Il DfE ha perso oltre 600.000 righe di dati dal suo portale di assistenza, inclusi nomi completi, indirizzi email, numeri di telefono e titoli professionali. Un set più piccolo di dati simili è stato prelevato dal portale Turing del ministero, che gestisce un programma di studio all'estero. Il database legale nazionale della polizia (PNLD), che fornisce assistenza legale alle forze britanniche, ha subito il furto di 135.000 dati, coinvolgendo agenti, operatori della giustizia penale e alcuni cittadini che avevano utilizzato il servizio Ask the Police.

La violazione è significativa perché compromette informazioni personali che potrebbero essere usate per phishing o frodi, sebbene il database della polizia non contenesse informazioni riservate su vittime, testimoni o autori di reati. Il DfE ha dichiarato che i dati erano limitati ai contatti del servizio clienti e che non sono state accedute altre informazioni.

Un gruppo di hacker precedentemente sconosciuto, chiamato ExfilSquad, ha rivendicato la responsabilità e pubblicato campioni su un sito di leak, secondo screenshot visti dal Guardian. Il gruppo ha chiesto un pagamento non specificato a 14 presunte vittime, tra cui il DfE e un'università britannica, minacciando di rilasciare tutti i dati in caso contrario. Sophos, azienda di cybersecurity, ha dichiarato che i campioni sembravano autentici e ha notato che un account X apparentemente legato al gruppo era stato sospeso, ma presentava l'immagine di un ricercatore precedentemente preso di mira da Com, una rete di hacker di lingua inglese.

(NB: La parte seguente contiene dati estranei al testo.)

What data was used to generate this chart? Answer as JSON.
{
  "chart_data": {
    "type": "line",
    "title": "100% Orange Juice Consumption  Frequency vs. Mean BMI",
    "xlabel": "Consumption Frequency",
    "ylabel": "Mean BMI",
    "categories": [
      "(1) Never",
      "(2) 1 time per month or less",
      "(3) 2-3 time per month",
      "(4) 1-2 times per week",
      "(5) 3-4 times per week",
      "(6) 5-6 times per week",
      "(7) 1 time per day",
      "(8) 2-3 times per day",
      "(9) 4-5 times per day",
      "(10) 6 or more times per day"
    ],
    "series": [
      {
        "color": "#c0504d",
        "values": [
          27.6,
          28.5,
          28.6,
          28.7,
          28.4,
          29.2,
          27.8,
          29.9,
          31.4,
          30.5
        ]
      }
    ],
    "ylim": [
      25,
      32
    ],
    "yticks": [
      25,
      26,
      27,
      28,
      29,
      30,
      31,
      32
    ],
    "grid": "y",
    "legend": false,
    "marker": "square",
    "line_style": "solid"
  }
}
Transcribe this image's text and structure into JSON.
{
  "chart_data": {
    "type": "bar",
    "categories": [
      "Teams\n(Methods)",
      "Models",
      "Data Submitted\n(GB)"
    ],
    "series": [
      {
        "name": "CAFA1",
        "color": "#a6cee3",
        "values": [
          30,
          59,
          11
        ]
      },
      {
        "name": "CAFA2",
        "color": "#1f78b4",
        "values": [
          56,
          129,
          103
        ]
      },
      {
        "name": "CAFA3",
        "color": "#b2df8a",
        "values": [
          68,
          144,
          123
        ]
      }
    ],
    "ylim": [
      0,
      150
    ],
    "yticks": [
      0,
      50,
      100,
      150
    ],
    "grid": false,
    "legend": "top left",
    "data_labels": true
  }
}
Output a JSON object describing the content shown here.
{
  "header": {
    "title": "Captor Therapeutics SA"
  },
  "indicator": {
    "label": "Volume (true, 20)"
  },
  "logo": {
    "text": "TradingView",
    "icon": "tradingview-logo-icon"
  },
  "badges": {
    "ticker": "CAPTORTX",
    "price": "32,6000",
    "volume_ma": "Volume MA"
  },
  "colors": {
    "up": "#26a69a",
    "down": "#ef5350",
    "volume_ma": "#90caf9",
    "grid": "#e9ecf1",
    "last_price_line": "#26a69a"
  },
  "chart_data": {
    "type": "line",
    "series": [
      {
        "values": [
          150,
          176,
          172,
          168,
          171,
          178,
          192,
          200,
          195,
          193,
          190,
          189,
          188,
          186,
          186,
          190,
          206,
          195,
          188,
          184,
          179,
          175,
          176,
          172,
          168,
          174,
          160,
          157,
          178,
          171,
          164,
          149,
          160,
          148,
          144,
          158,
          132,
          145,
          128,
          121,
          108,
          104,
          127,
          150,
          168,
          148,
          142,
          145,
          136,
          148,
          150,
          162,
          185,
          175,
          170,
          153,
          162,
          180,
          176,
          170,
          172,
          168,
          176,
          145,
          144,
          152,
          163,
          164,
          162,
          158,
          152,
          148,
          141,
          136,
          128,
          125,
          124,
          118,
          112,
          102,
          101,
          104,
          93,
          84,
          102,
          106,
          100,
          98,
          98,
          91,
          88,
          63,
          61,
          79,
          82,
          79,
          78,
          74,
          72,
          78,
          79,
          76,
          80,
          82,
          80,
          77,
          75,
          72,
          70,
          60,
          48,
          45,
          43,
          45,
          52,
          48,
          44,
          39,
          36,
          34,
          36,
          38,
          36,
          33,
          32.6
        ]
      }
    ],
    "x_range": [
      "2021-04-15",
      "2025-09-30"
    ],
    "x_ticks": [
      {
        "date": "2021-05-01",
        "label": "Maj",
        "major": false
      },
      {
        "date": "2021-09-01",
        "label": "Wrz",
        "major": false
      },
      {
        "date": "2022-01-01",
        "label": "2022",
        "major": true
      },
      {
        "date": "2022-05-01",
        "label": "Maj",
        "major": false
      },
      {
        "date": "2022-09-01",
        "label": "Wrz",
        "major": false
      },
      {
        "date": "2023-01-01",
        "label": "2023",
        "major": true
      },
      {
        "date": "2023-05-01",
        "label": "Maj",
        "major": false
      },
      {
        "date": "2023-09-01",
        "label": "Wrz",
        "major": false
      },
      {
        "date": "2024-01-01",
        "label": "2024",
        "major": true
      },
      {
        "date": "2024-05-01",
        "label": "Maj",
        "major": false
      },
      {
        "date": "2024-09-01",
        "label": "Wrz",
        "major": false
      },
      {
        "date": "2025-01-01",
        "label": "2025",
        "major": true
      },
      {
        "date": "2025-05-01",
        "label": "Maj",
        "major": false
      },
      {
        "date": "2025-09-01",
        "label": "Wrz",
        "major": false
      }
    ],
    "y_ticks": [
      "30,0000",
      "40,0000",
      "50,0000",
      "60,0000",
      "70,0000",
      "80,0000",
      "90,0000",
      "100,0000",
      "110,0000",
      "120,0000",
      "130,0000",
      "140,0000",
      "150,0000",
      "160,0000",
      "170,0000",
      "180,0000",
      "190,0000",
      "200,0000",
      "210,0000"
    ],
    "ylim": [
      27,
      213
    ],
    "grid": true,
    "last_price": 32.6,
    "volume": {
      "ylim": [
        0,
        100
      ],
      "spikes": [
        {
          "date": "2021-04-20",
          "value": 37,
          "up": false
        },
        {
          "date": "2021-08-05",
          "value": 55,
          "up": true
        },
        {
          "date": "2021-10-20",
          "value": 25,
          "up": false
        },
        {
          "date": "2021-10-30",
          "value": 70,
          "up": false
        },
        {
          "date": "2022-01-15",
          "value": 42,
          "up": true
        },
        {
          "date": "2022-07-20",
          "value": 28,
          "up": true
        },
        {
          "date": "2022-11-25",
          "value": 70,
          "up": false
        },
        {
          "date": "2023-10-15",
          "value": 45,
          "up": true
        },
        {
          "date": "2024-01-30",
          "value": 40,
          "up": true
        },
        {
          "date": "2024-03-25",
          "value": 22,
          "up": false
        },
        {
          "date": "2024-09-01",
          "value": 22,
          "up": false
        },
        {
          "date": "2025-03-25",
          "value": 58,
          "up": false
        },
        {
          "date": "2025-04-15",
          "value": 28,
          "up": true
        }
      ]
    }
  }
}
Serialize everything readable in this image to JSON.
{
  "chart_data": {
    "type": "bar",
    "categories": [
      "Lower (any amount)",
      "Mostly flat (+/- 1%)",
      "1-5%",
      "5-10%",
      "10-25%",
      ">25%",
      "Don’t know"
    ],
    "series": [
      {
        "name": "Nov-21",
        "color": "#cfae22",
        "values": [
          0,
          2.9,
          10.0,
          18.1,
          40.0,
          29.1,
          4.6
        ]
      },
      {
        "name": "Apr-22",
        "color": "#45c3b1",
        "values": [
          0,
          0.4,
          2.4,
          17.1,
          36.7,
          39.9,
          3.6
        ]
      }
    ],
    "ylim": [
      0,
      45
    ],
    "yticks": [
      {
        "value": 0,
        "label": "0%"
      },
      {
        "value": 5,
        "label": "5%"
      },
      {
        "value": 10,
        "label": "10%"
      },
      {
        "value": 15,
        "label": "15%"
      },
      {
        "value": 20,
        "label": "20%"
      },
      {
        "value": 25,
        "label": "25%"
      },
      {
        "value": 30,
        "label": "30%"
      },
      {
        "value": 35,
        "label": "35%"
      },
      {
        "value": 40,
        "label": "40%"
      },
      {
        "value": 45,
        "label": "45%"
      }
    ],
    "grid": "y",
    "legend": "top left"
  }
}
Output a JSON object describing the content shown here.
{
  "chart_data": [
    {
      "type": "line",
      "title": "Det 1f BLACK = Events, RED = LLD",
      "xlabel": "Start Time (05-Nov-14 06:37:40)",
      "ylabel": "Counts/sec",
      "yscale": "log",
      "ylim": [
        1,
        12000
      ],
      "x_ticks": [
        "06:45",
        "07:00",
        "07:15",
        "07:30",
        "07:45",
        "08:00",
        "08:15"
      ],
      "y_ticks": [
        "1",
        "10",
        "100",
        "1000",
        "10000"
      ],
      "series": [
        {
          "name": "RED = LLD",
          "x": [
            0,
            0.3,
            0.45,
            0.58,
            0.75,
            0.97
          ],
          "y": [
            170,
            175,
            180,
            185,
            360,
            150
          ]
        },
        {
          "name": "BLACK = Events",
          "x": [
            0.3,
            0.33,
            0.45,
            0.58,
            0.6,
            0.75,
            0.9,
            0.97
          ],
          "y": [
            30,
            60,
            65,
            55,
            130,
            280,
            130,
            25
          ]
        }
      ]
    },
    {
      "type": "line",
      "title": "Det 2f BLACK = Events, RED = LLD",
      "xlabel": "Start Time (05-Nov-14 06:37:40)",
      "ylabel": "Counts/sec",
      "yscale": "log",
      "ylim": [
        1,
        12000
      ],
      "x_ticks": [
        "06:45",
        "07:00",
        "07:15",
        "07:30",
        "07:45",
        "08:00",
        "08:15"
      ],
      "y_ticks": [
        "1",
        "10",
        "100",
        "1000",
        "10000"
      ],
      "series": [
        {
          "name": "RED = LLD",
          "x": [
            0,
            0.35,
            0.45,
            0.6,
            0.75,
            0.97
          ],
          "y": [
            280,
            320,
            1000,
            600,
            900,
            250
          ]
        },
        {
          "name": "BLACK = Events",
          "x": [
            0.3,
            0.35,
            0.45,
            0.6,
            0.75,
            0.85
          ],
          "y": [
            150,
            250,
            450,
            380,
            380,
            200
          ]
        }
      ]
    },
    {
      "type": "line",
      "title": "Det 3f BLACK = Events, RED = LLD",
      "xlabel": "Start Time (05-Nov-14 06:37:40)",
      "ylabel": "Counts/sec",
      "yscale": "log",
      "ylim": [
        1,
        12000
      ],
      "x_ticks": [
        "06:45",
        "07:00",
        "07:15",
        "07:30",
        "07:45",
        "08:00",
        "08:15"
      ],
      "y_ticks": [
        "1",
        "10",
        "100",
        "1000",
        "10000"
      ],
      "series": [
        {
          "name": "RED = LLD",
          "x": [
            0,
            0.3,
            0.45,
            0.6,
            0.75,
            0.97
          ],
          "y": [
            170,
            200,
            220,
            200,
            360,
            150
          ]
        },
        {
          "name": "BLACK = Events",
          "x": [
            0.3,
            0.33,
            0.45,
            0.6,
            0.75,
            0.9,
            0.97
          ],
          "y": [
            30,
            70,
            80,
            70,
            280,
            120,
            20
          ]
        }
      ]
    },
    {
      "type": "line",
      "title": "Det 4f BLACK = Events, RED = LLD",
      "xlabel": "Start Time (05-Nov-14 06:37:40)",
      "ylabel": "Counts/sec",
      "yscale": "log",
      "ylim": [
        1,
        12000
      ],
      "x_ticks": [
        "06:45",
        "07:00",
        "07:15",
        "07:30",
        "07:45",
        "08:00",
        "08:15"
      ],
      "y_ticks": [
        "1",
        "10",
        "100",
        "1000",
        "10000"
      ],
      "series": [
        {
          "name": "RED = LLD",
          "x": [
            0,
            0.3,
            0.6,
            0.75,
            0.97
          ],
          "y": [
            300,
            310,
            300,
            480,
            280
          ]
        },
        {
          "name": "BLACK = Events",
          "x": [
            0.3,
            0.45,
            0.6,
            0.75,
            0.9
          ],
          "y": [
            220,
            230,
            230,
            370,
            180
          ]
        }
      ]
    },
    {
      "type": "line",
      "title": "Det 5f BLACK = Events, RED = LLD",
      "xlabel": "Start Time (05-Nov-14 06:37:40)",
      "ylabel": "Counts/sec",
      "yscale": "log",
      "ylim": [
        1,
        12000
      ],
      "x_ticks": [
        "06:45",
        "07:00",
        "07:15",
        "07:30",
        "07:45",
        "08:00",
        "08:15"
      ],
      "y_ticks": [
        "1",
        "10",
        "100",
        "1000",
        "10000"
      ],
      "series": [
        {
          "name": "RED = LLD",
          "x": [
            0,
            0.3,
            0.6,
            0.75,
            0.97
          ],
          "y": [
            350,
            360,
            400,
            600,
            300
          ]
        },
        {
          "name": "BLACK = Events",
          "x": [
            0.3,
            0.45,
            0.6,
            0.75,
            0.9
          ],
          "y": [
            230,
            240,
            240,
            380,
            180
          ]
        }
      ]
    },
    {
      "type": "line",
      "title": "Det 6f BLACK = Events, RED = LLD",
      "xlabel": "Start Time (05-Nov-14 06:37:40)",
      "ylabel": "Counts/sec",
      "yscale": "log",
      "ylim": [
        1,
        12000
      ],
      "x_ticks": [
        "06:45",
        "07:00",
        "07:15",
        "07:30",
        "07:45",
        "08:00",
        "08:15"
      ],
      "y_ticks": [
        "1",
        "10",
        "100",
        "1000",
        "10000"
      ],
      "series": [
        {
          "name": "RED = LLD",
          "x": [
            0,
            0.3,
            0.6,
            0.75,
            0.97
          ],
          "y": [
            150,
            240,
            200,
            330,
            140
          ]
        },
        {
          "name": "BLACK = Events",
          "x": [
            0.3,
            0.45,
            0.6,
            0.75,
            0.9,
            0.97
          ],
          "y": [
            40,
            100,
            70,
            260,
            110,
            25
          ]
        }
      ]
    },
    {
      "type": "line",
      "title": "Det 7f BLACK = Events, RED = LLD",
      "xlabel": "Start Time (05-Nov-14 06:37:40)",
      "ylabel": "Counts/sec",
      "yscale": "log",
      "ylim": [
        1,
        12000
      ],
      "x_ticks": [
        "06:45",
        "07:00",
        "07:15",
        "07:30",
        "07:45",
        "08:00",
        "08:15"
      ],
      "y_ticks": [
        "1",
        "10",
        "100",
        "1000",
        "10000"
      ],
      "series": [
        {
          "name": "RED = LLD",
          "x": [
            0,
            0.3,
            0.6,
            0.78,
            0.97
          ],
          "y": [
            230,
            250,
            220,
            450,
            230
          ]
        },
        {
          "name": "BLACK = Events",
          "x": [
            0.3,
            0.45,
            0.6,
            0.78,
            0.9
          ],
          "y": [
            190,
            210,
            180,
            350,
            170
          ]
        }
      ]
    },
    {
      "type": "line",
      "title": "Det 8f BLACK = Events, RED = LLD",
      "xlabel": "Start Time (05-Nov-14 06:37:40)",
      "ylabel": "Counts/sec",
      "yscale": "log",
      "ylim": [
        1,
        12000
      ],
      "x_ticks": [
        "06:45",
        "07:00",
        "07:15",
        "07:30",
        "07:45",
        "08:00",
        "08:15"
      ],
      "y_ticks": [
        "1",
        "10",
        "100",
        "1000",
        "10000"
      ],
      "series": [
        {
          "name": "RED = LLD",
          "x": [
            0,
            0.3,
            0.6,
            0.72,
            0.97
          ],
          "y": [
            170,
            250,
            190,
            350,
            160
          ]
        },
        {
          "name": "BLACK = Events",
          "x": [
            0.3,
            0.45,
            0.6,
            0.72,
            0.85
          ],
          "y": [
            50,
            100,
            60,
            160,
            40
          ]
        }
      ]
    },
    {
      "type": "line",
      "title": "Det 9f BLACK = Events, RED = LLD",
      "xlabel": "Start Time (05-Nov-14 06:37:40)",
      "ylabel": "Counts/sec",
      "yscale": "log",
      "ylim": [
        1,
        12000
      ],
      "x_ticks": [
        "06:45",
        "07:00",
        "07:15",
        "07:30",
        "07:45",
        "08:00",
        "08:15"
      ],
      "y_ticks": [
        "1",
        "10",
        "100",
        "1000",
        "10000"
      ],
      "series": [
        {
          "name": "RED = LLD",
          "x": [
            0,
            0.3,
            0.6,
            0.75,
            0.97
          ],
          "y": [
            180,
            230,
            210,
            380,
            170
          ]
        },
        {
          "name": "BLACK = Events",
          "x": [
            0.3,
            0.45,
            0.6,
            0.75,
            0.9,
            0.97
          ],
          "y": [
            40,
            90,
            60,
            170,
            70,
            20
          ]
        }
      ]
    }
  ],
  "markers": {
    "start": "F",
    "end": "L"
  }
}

La violazione del PNLD includeva password rubate, sollevando preoccupazioni sul riutilizzo delle stesse credenziali su sistemi più sensibili. Una fonte informata ha detto che il rischio è basso, ma ha messo in dubbio se gli utenti usassero le stesse credenziali altrove. Il database è ospitato dalla polizia del West Yorkshire ed è accessibile alle forze di Inghilterra e Galles.

Il governo sta collaborando con il National Cyber Security Centre e la National Crime Agency per l'attacco al DfE, e sia il DfE che il PNLD hanno segnalato l'incidente all'Information Commissioner's Office. Il DfE ha dichiarato di aver agito rapidamente per contenere l'incidente, e si ritiene che i dati del portale di assistenza siano set separati non facilmente collegabili.